Argentina’s debt negotiators need to think about opportunity cost. A failure to reach agreement with holdout creditors by Wednesday might not make things immediately worse. But it would set back recent efforts to curry favor with international financiers – efforts that could pay off richly for the Argentine economy.
If a deal can’t be done with hedge funds led by an affiliate of Elliott Management – which want about $1.5 billion in payments on debt that predates Argentina’s last restructuring – then, according to New York court rulings, the Latin American nation won’t be allowed to pay other creditors either. Those bondholders took a haircut for new bonds after Argentina defaulted last decade.
Argentina has two financial problems. One is that the hedge funds are the tip of the iceberg, with a larger group of relatively passive holdout investors potentially due as much as $15 billion. That figure tops half the nation’s foreign exchange reserves and is much more than it could easily borrow. Second, the country told holders of exchanged bonds that it wouldn’t voluntarily offer anyone else better terms, at least until after the end of this year – a so-called “rights upon future offers” or RUFO clause.
Elliott et al have said they might accept new bonds, rather than cash, which would address the first problem. And the second can be solved by waiting even if the RUFO clause is completely immune to being finessed.

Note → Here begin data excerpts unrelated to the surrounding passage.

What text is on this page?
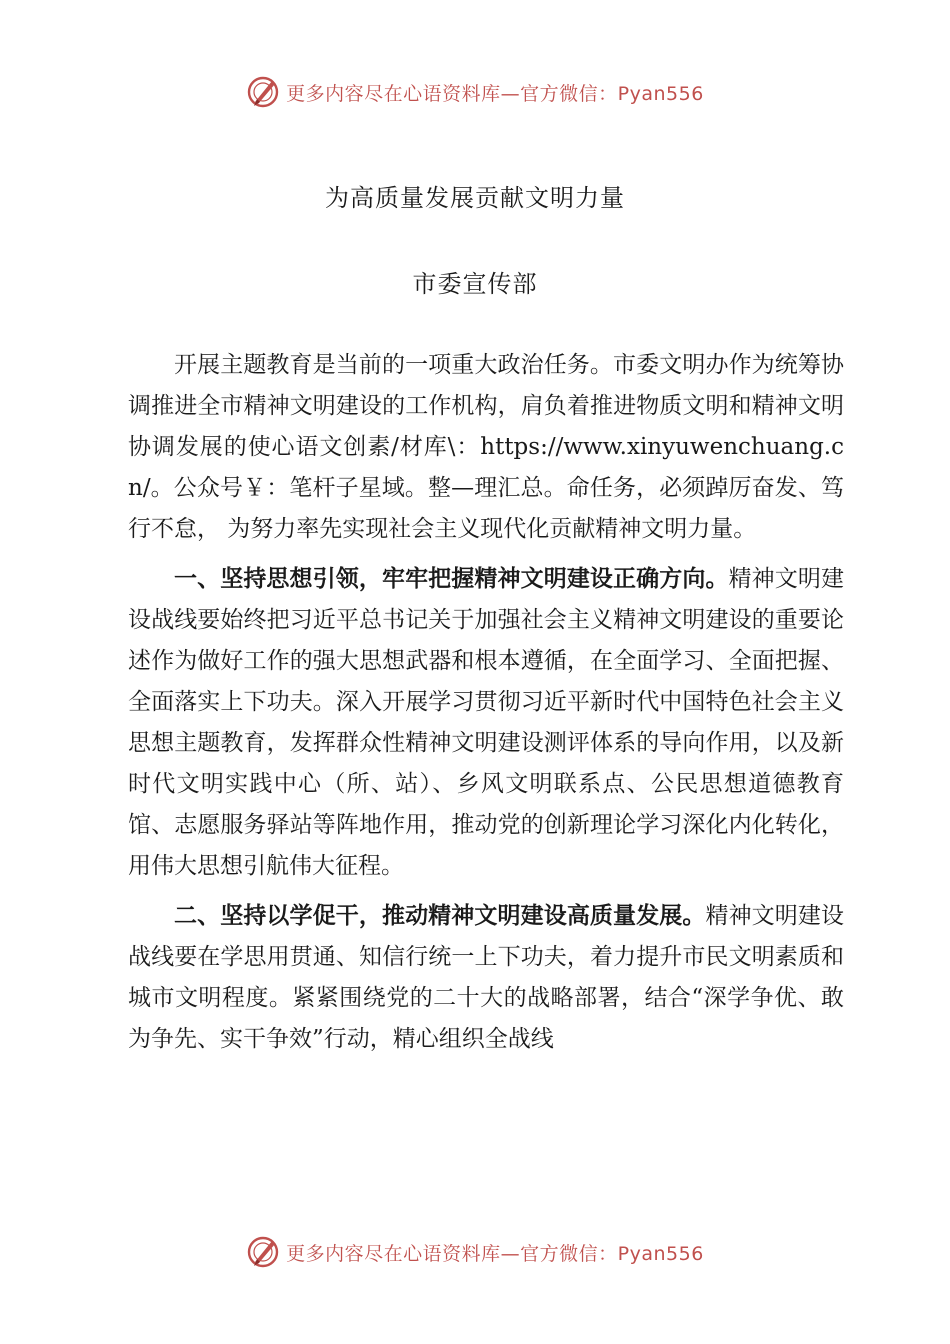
更多内容尽在心语资料库—官方微信：Pyan556
为高质量发展贡献文明力量
市委宣传部

开展主题教育是当前的一项重大政治任务。市委文明办作为统筹协调推进全市精神文明建设的工作机构，肩负着推进物质文明和精神文明协调发展的使心语文创素/材库\：https://www.xinyuwenchuang.cn/。公众号￥：笔杆子星域。整—理汇总。命任务，必须踔厉奋发、笃行不怠， 为努力率先实现社会主义现代化贡献精神文明力量。

一、坚持思想引领，牢牢把握精神文明建设正确方向。精神文明建设战线要始终把习近平总书记关于加强社会主义精神文明建设的重要论述作为做好工作的强大思想武器和根本遵循，在全面学习、全面把握、全面落实上下功夫。深入开展学习贯彻习近平新时代中国特色社会主义思想主题教育，发挥群众性精神文明建设测评体系的导向作用，以及新时代文明实践中心（所、站）、乡风文明联系点、公民思想道德教育馆、志愿服务驿站等阵地作用，推动党的创新理论学习深化内化转化，用伟大思想引航伟大征程。

二、坚持以学促干，推动精神文明建设高质量发展。精神文明建设战线要在学思用贯通、知信行统一上下功夫，着力提升市民文明素质和城市文明程度。紧紧围绕党的二十大的战略部署，结合“深学争优、敢为争先、实干争效”行动，精心组织全战线

更多内容尽在心语资料库—官方微信：Pyan556
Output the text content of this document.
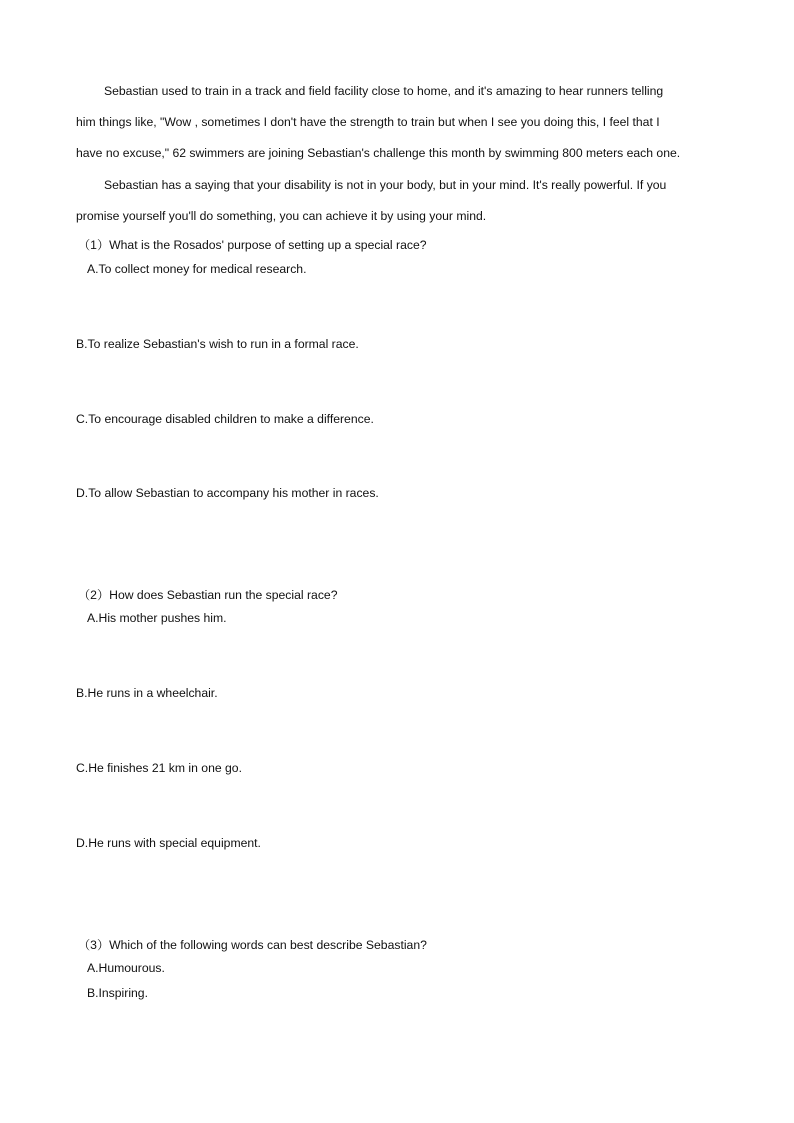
Sebastian used to train in a track and field facility close to home, and it's amazing to hear runners telling
him things like, "Wow , sometimes I don't have the strength to train but when I see you doing this, I feel that I
have no excuse," 62 swimmers are joining Sebastian's challenge this month by swimming 800 meters each one.
Sebastian has a saying that your disability is not in your body, but in your mind. It's really powerful. If you
promise yourself you'll do something, you can achieve it by using your mind.
（1）What is the Rosados' purpose of setting up a special race?
A.To collect money for medical research.
B.To realize Sebastian's wish to run in a formal race.
C.To encourage disabled children to make a difference.
D.To allow Sebastian to accompany his mother in races.
（2）How does Sebastian run the special race?
A.His mother pushes him.
B.He runs in a wheelchair.
C.He finishes 21 km in one go.
D.He runs with special equipment.
（3）Which of the following words can best describe Sebastian?
A.Humourous.
B.Inspiring.
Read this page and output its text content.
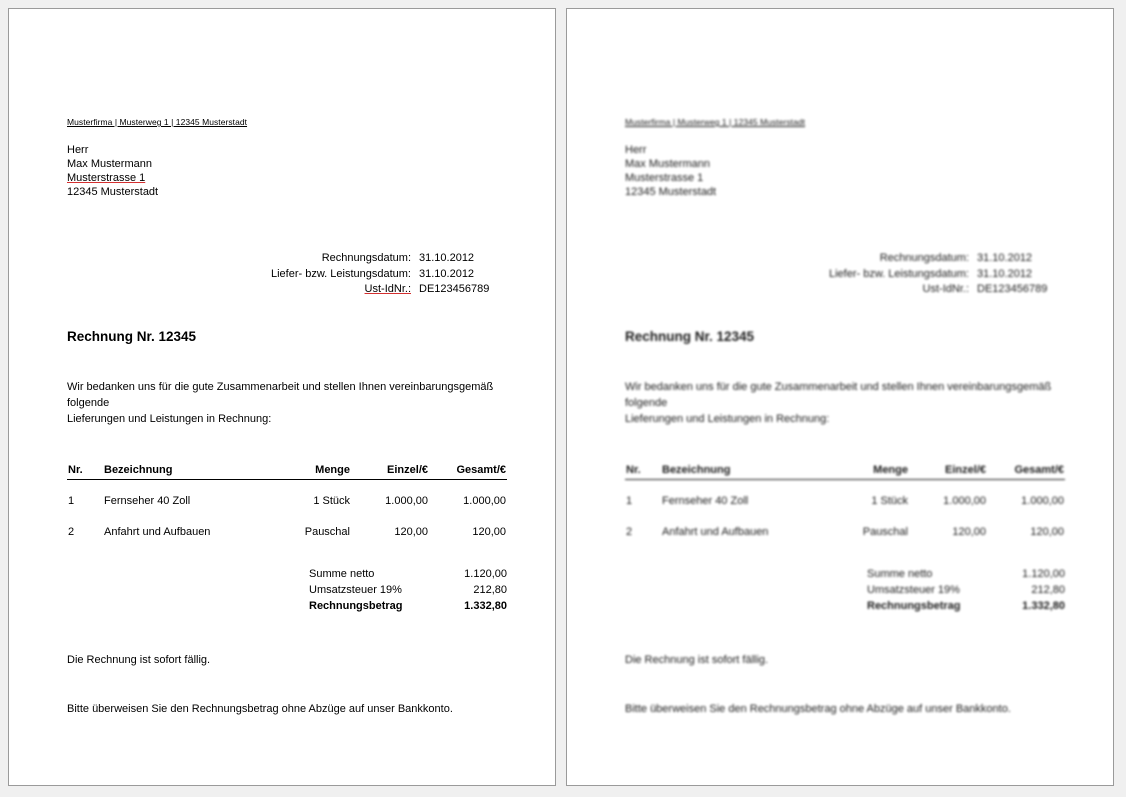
Musterfirma | Musterweg 1 | 12345 Musterstadt
Herr
Max Mustermann
Musterstrasse 1
12345 Musterstadt
Rechnungsdatum: 31.10.2012
Liefer- bzw. Leistungsdatum: 31.10.2012
Ust-IdNr.: DE123456789
Rechnung Nr. 12345
Wir bedanken uns für die gute Zusammenarbeit und stellen Ihnen vereinbarungsgemäß folgende
Lieferungen und Leistungen in Rechnung:
Nr.	Bezeichnung	Menge	Einzel/€	Gesamt/€
1	Fernseher 40 Zoll	1 Stück	1.000,00	1.000,00
2	Anfahrt und Aufbauen	Pauschal	120,00	120,00
Summe netto	1.120,00
Umsatzsteuer 19%	212,80
Rechnungsbetrag	1.332,80
Die Rechnung ist sofort fällig.
Bitte überweisen Sie den Rechnungsbetrag ohne Abzüge auf unser Bankkonto.
Musterfirma | Musterweg 1 | 12345 Musterstadt
Herr
Max Mustermann
Musterstrasse 1
12345 Musterstadt
Rechnungsdatum: 31.10.2012
Liefer- bzw. Leistungsdatum: 31.10.2012
Ust-IdNr.: DE123456789
Rechnung Nr. 12345
Wir bedanken uns für die gute Zusammenarbeit und stellen Ihnen vereinbarungsgemäß folgende
Lieferungen und Leistungen in Rechnung:
Nr.	Bezeichnung	Menge	Einzel/€	Gesamt/€
1	Fernseher 40 Zoll	1 Stück	1.000,00	1.000,00
2	Anfahrt und Aufbauen	Pauschal	120,00	120,00
Summe netto	1.120,00
Umsatzsteuer 19%	212,80
Rechnungsbetrag	1.332,80
Die Rechnung ist sofort fällig.
Bitte überweisen Sie den Rechnungsbetrag ohne Abzüge auf unser Bankkonto.
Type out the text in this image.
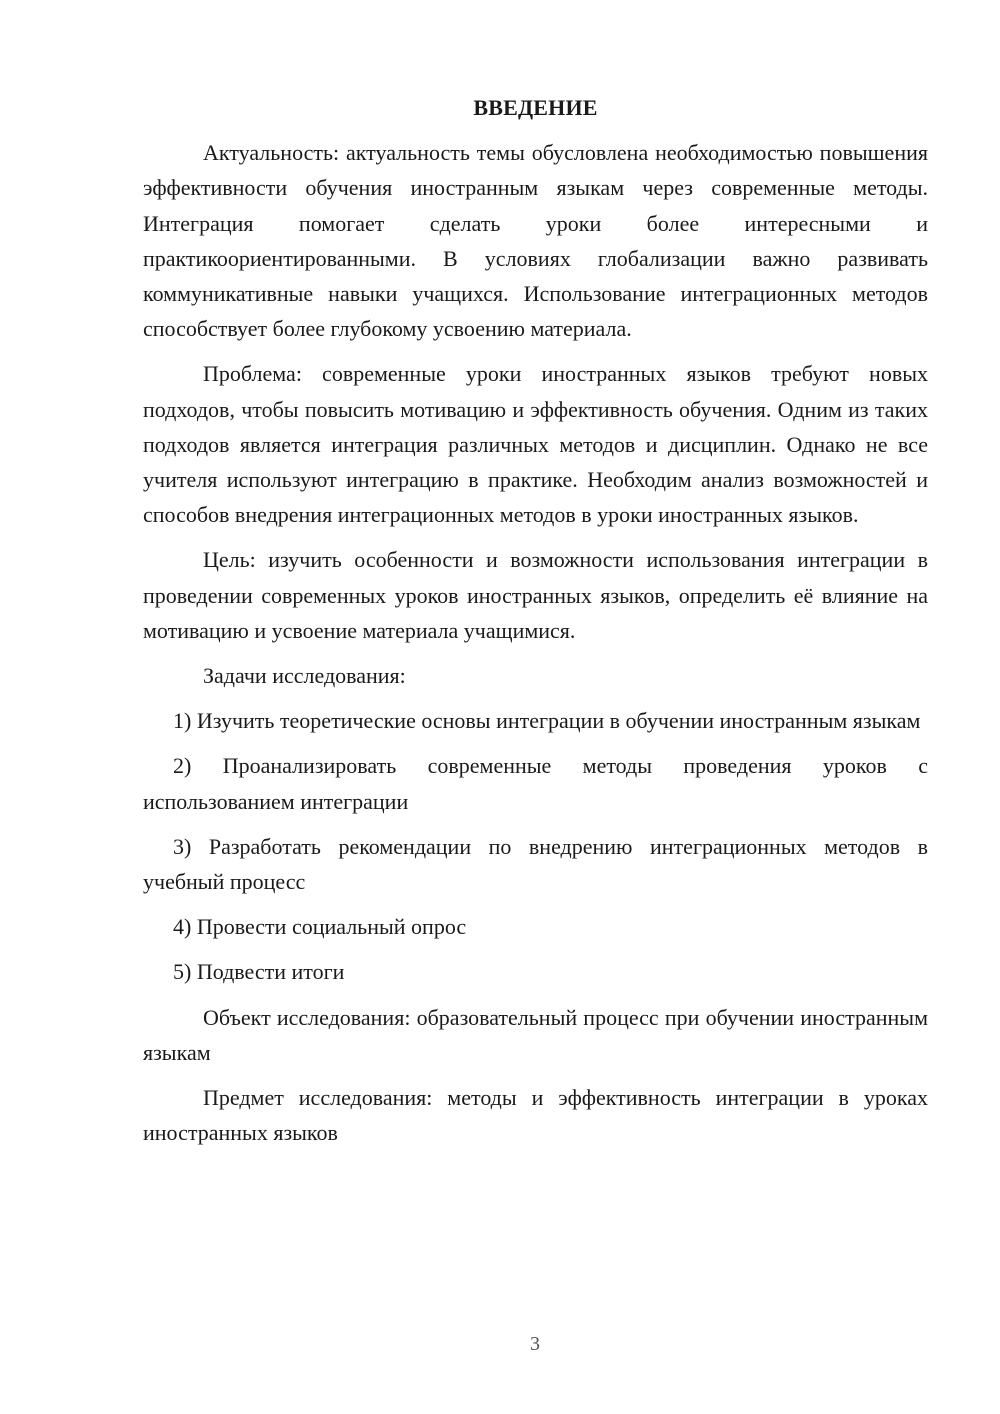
ВВЕДЕНИЕ

Актуальность: актуальность темы обусловлена необходимостью повышения эффективности обучения иностранным языкам через современные методы. Интеграция помогает сделать уроки более интересными и практикоориентированными. В условиях глобализации важно развивать коммуникативные навыки учащихся. Использование интеграционных методов способствует более глубокому усвоению материала.

Проблема: современные уроки иностранных языков требуют новых подходов, чтобы повысить мотивацию и эффективность обучения. Одним из таких подходов является интеграция различных методов и дисциплин. Однако не все учителя используют интеграцию в практике. Необходим анализ возможностей и способов внедрения интеграционных методов в уроки иностранных языков.

Цель: изучить особенности и возможности использования интеграции в проведении современных уроков иностранных языков, определить её влияние на мотивацию и усвоение материала учащимися.

Задачи исследования:

1) Изучить теоретические основы интеграции в обучении иностранным языкам

2) Проанализировать современные методы проведения уроков с использованием интеграции

3) Разработать рекомендации по внедрению интеграционных методов в учебный процесс

4) Провести социальный опрос

5) Подвести итоги

Объект исследования: образовательный процесс при обучении иностранным языкам

Предмет исследования: методы и эффективность интеграции в уроках иностранных языков

3
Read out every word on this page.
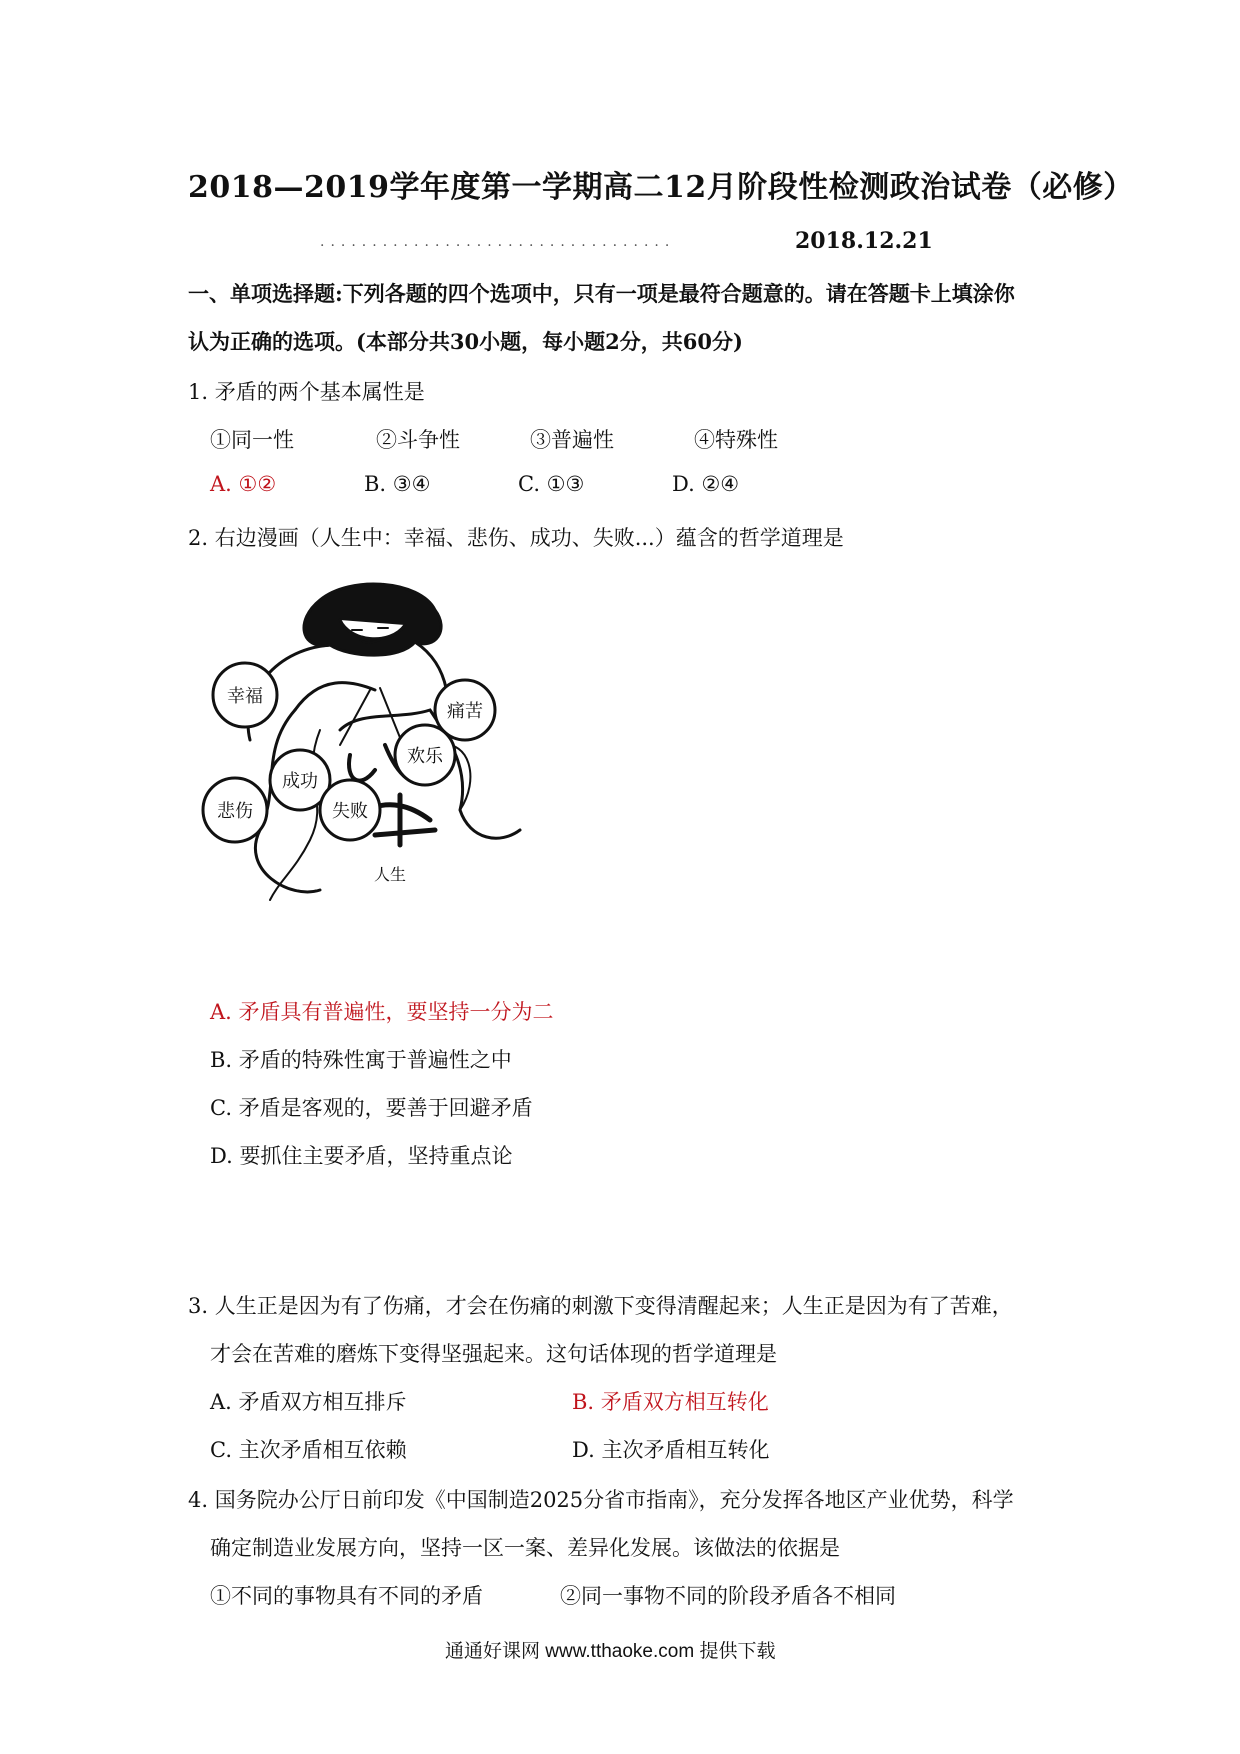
2018—2019学年度第一学期高二12月阶段性检测政治试卷（必修）
··································	2018.12.21
一、单项选择题:下列各题的四个选项中，只有一项是最符合题意的。请在答题卡上填涂你
认为正确的选项。(本部分共30小题，每小题2分，共60分)
1. 矛盾的两个基本属性是
①同一性	②斗争性	③普遍性	④特殊性
A. ①②	B. ③④	C. ①③	D. ②④
2. 右边漫画（人生中：幸福、悲伤、成功、失败...）蕴含的哲学道理是
幸福
痛苦
欢乐
成功
悲伤	失败
人生
A. 矛盾具有普遍性，要坚持一分为二
B. 矛盾的特殊性寓于普遍性之中
C. 矛盾是客观的，要善于回避矛盾
D. 要抓住主要矛盾，坚持重点论
3. 人生正是因为有了伤痛，才会在伤痛的刺激下变得清醒起来；人生正是因为有了苦难，
才会在苦难的磨炼下变得坚强起来。这句话体现的哲学道理是
A. 矛盾双方相互排斥	B. 矛盾双方相互转化
C. 主次矛盾相互依赖	D. 主次矛盾相互转化
4. 国务院办公厅日前印发《中国制造2025分省市指南》，充分发挥各地区产业优势，科学
确定制造业发展方向，坚持一区一案、差异化发展。该做法的依据是
①不同的事物具有不同的矛盾	②同一事物不同的阶段矛盾各不相同
通通好课网 www.tthaoke.com 提供下载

Meanwhile, since January, Argentina has reached a settlement with Repsol over the 2012 nationalization of the Spanish energy group’s interest in state oil company YPF, rescheduled debt owed to the Paris Club of official creditors, and reformulated its inflation calculation methodology to conform with IMF norms. All these steps toward re-engagement with international investors could be wasted if the country defaults again.
And the need for capital is immense. Argentina’s huge Vaca Muerta shale formation alone could suck in $300 billion to develop its oil and gas potential, according to Royal Dutch Shell. That’s way beyond domestic funding capabilities. With foreign investment and debt, though, the hydrocarbons could before too long start to flow and boost the economy as a whole. Swallowing national pride and ponying up $15 billion look worth it.